« C’EST-À-DIRE QUE NOTRE SOCIÉTÉ DÉMOCRATIQUE A MAINTENANT RÉUSSI À FAIRE CE QUE LA GESTAPO ET LA GUÉPÉOU ET AUTRES POLICES POLITIQUES ONT TOUJOURS RÊVÉ DE FAIRE ET N’ONT PAS PU FAIRE… » (PARTIE 2 ET FIN)

Adams Smith qui est considéré comme le père officiel du capitalisme a reconnu qu’il s’était largement inspiré de Mandeville en lissant le discours, en le rendant un peu plus chrétien pour qu’il soit acceptable. Dans ce discours la seule valeur qui compte finalement c’est la valeur monétaire. Le capital. Toutes les autres valeurs sont négligées. Ça a marché pendant trois siècles même si maintenant les limites semblent atteintes par l’exploitation de toutes les ressources terrestres. Au début vous avez dit que l’avenir c’était peut-être dans le convivialisme qui est justement anti-utilitariste. J’aimerais en savoir plus sur cette pensée positive.

Les convivialistes c’est un groupe d’intellos en France et puis ensuite ça s’est élargi. Et maintenant c’est en train de devenir une espèce d’internationale convivialiste.

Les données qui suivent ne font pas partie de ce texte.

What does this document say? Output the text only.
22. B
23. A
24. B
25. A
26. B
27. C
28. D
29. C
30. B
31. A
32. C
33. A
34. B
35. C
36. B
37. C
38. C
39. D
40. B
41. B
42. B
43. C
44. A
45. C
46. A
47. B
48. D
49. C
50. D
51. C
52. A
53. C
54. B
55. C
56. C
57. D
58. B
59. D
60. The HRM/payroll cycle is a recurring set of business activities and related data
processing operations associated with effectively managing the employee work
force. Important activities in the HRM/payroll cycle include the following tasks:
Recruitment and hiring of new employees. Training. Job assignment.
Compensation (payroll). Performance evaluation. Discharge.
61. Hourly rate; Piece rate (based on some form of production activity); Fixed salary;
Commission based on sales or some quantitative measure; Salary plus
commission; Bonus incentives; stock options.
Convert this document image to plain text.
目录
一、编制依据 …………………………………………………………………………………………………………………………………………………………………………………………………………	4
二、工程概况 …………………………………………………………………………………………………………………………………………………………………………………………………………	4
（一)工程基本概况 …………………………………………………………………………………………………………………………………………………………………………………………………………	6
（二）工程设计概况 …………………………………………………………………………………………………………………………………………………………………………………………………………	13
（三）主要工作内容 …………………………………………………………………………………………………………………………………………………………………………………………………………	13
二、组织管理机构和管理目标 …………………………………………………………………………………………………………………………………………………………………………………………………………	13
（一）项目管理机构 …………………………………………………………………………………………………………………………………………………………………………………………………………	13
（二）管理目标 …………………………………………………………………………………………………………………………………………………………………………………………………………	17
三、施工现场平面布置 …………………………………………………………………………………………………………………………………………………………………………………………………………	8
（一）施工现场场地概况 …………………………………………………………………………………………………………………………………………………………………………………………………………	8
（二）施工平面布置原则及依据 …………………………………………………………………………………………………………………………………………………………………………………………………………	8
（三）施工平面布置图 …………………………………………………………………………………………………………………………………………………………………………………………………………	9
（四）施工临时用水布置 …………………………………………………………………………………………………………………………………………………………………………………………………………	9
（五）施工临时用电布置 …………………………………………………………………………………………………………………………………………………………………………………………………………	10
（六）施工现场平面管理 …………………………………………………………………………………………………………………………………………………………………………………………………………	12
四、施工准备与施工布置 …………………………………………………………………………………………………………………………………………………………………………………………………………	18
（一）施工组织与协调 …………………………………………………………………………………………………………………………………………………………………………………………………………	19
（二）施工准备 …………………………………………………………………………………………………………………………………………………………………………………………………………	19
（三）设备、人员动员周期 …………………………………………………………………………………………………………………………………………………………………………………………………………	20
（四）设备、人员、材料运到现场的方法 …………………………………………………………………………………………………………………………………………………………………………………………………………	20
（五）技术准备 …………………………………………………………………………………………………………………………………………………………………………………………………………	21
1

Le dernier livre qu’on a sorti : Second manifeste du convivialisme a été signé par 300 ou 400 penseurs de très haut vol ou dans les grands pays du monde et l’étape prochaine, c’est une internationale intellos. Ça veut dire qu’on ne veut pas se fonder en parti politique, mais en ressource pour pouvoir penser le monde et mettre ces ressources à disposition des gens qui veulent essayer de réfléchir, travailler, élaborer des stratégies pour essayer d’obvier au cours assez funeste qu’a pris le monde.

Il y a dans les principes du convivialisme cinq principes. Vous savez que dans les grands moments de drame, de crises de l’humanité comme par exemple la Seconde Guerre mondiale, un certain nombre d’esprits, de penseurs venant d’horizons divers ce sont posés des questions de recréer le monde sur des bases vivables et le principe qu’ils ont adopté c’est le principe d’égale dignité des êtres humains. C’était évidemment important à l’époque du nazisme et aussi du stalinisme puisqu’il n’y avait pas égale dignité pour les êtres humains, donc il fallait absolument reconstruire le monde et les institutions du monde dit libre sur le principe d’égale dignité des êtres humains.

Je pense que notre devoir d’intellos c’est aussi d’essayer de savoir comment reconstruire le monde aujourd’hui alors qu’il est en dévastation politique, financière, morale, écologique, etc., profond. On a essayé de mettre en place 5 principes.

Le premier principe c’est celui de commune humanité. C’est important pour des tas de raisons et notamment une qui se profile à l’horizon c’est la scission dans la commune humanité. Penser à ce qui pourrait arriver par exemple avec le transhumanisme. C’est une divergence dans l’humanité entre ceux qui seraient augmentés et les autres diminués du coup.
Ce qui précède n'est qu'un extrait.